L’Affaire Dreyfus (1995) de Yves Boisset. C’est un téléfilm, mais il est excellent. Le rouquin qui joue Dreyfus, Thierry Frémont, est extra. L’acteur qui joue Zola (Jean-Claude Drouot, ndlr) aussi. D’un point de vue judiciaire autant que d’un point de vue historique, c’est épatant; et le récit est parfaitement mené, ce qui n’est jamais simple avec ces grands procès historiques. Par exemple, L’Affaire Dominici (1973), avec Gabin, je n’aime pas beaucoup. Je ne retrouve pas la densité de l’affaire, le trouble et l’engouement qu’elle a provoqués… Vous savez que c’est depuis l’affaire Dominici que les procès ne sont plus filmés, tellement la presse était envahissante et intrigante ? Aujourd’hui, une nouvelle loi l’autorise, mais elle n’a pas encore été mise en place faute de moyens.

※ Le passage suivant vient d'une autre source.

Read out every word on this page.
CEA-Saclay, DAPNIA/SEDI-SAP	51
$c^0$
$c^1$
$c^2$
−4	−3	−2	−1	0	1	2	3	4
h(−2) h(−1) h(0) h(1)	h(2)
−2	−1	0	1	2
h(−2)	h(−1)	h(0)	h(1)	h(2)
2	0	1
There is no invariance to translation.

Rive droite, rive gauche (1984) de Philippe Labro, avec Gérard Depardieu et Nathalie Baye. Le film n’est pas passionnant cinématographiquement mais la figure de l’avocat y est très intéressante. Depardieu trahit son serment, puisqu’il dénonce son client, joué par Bernard Fresson. Je crois qu’il dit: « Ce n’est pas parce que vous défendez un salaud que vous êtes un salaud », et il balance Fresson. L’opinion publique aime cette image positive du mec qui ne défend pas les salauds. Mais moi, en tant qu’avocat, je dis: qu’est-ce que c’est que cette histoire? Il a prété serment, on ne lui demande pas de juger, on lui demande de défendre ! C’est honteux. L’avocat est un pivot de la démocratie. Tous les dictateurs ont supprimé les avocats. Parce que le métier d’avocat, même si je ne veux pas le magnifier, c’est le pouvoir de dire non. La phrase que je préfère dans ce métier, c’est: « Maître, vous avez la parole. » Tout a été dit, ils ont accusés de partout, et dorénavant : la parole est à la défense. Et là, vous vous levez. Et personne n’a le droit de vous couper la parole, quoi que vous disiez. Et c’est vous qui parlez en dernier. C’est exceptionnel.